University of Wisconsin Colleges Online
- Type: Public, State University
- Established: 1998
- Chancellor: Cathy Sandeen
- Location: Madison, Wisconsin, US
- Campus: Cyberspace;
- Website: http://online.uwc.edu/

= University of Wisconsin Colleges Online =

Online college program

The University of Wisconsin Colleges Online was an online college program part of the University of Wisconsin Colleges, the freshman-and-sophomore campuses of the University of Wisconsin System. It was replaced by the University of Wisconsin Extended Campus Associate of Arts and Sciences Degree (AAS).

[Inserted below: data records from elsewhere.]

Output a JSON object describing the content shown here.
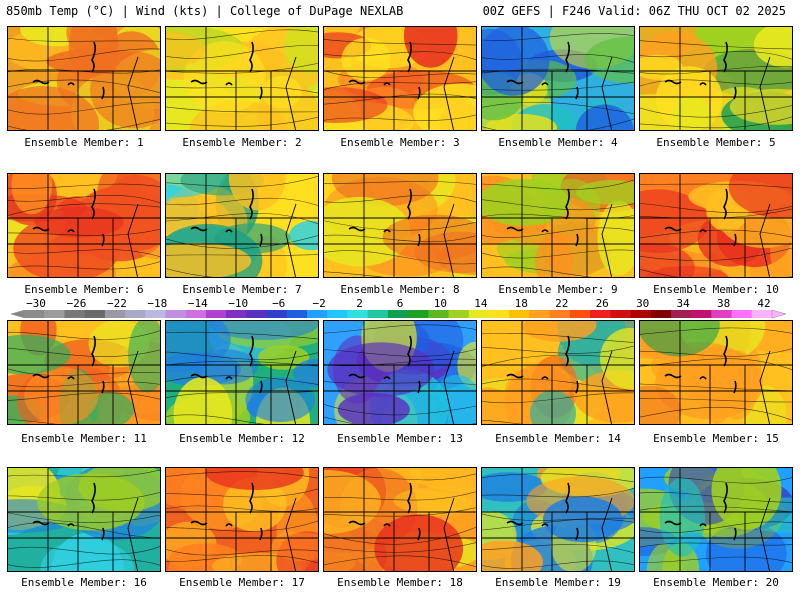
{
  "header": {
    "left_title": "850mb Temp (°C) | Wind (kts) | College of DuPage NEXLAB",
    "right_title": "00Z GEFS | F246 Valid: 06Z THU OCT 02 2025"
  },
  "colorbar": {
    "tick_labels": [
      "−30",
      "−26",
      "−22",
      "−18",
      "−14",
      "−10",
      "−6",
      "−2",
      "2",
      "6",
      "10",
      "14",
      "18",
      "22",
      "26",
      "30",
      "34",
      "38",
      "42"
    ],
    "colors": [
      "#8c8c8c",
      "#9c9c9c",
      "#787878",
      "#6a6a6a",
      "#9a9aa6",
      "#a8a8c8",
      "#b8b8e0",
      "#c090e0",
      "#d070e0",
      "#b040d0",
      "#8030c0",
      "#5a30c0",
      "#3040c8",
      "#2060e0",
      "#20a0ff",
      "#20c8ff",
      "#30e0e0",
      "#20c8a0",
      "#10a050",
      "#20a020",
      "#60b820",
      "#a0d020",
      "#e8e820",
      "#ffe020",
      "#ffc000",
      "#ffa020",
      "#ff8020",
      "#ff5010",
      "#f02020",
      "#d01010",
      "#b00000",
      "#800000",
      "#a02050",
      "#c01070",
      "#e040c0",
      "#ff70ff",
      "#ffb0ff"
    ],
    "icons": [
      "arrow-left-icon",
      "arrow-right-icon"
    ]
  },
  "members": [
    {
      "label": "Ensemble Member: 1"
    },
    {
      "label": "Ensemble Member: 2"
    },
    {
      "label": "Ensemble Member: 3"
    },
    {
      "label": "Ensemble Member: 4"
    },
    {
      "label": "Ensemble Member: 5"
    },
    {
      "label": "Ensemble Member: 6"
    },
    {
      "label": "Ensemble Member: 7"
    },
    {
      "label": "Ensemble Member: 8"
    },
    {
      "label": "Ensemble Member: 9"
    },
    {
      "label": "Ensemble Member: 10"
    },
    {
      "label": "Ensemble Member: 11"
    },
    {
      "label": "Ensemble Member: 12"
    },
    {
      "label": "Ensemble Member: 13"
    },
    {
      "label": "Ensemble Member: 14"
    },
    {
      "label": "Ensemble Member: 15"
    },
    {
      "label": "Ensemble Member: 16"
    },
    {
      "label": "Ensemble Member: 17"
    },
    {
      "label": "Ensemble Member: 18"
    },
    {
      "label": "Ensemble Member: 19"
    },
    {
      "label": "Ensemble Member: 20"
    }
  ]
}
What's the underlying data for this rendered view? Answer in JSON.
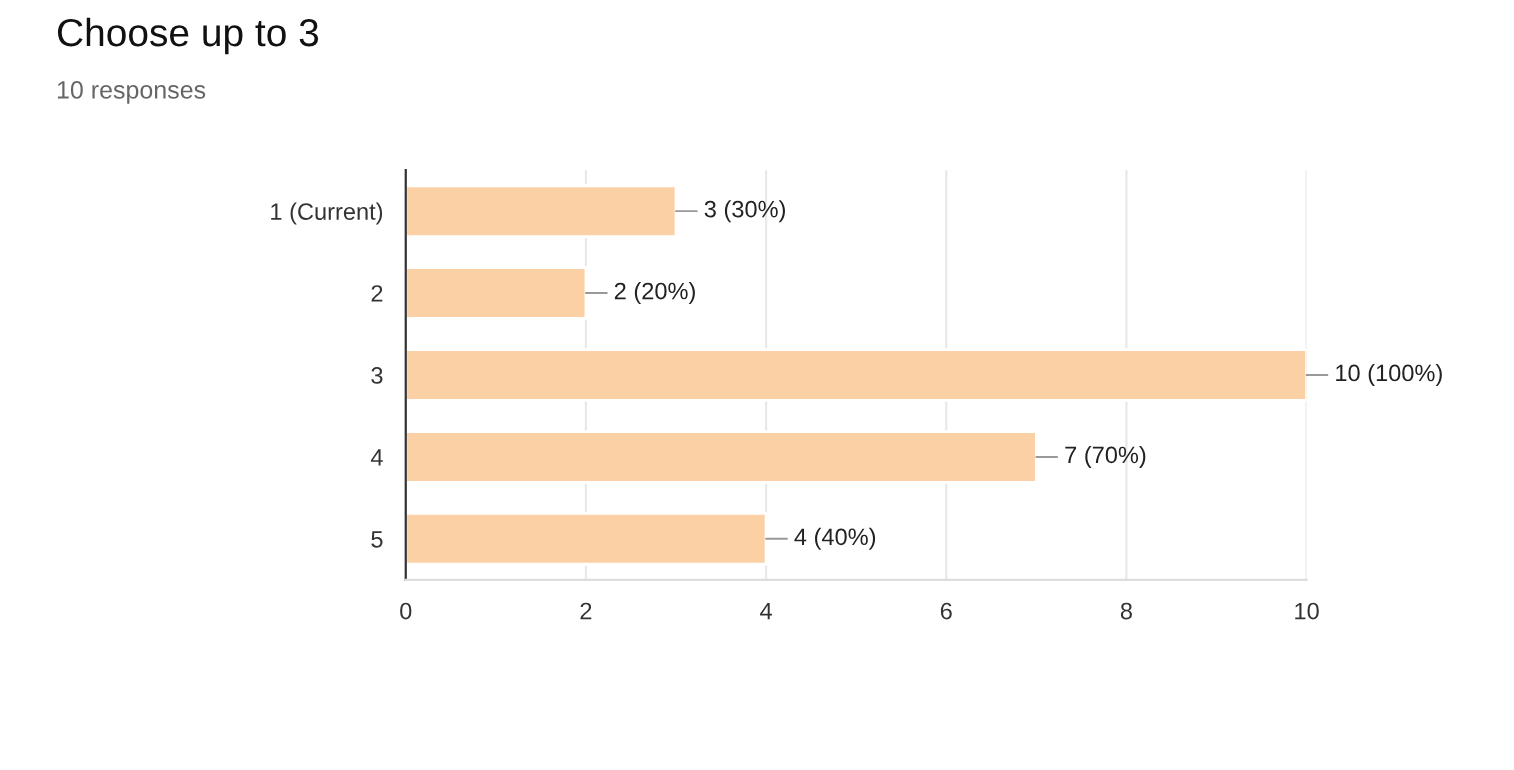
{
  "chart_data": {
    "type": "bar",
    "orientation": "horizontal",
    "title": "Choose up to 3",
    "subtitle": "10 responses",
    "categories": [
      "1 (Current)",
      "2",
      "3",
      "4",
      "5"
    ],
    "values": [
      3,
      2,
      10,
      7,
      4
    ],
    "value_labels": [
      "3 (30%)",
      "2 (20%)",
      "10 (100%)",
      "7 (70%)",
      "4 (40%)"
    ],
    "color": "#fcd0a5",
    "xlim": [
      0,
      10
    ],
    "xticks": [
      0,
      2,
      4,
      6,
      8,
      10
    ],
    "grid": "x",
    "legend": false
  }
}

University of Wisconsin Colleges Online allowed students to earn an Associate of Arts and Science Degree (AAS) completely online. Students enrolled at a University of Wisconsin four-year campus were allowed to take courses through the UW Colleges Online to supplement their university course load. Credits earned in this fashion were transferred to their home campus. Students were also allowed to use financial aid from their home campus.

UW Colleges Online was fully accredited by the Higher Learning Commission, a Commission of the North Central Association of Colleges and Schools. UW Colleges Online adhered to the Guidelines for Distance Education espoused by the North Central Association (NCA) Commission on Institutions of Higher Education.

UW Colleges Online used Desire2Learn as its course management system (CMS). Courses were offered during three terms: Spring, Summer, and Fall. As of 2009, there were no self-paced course offerings available.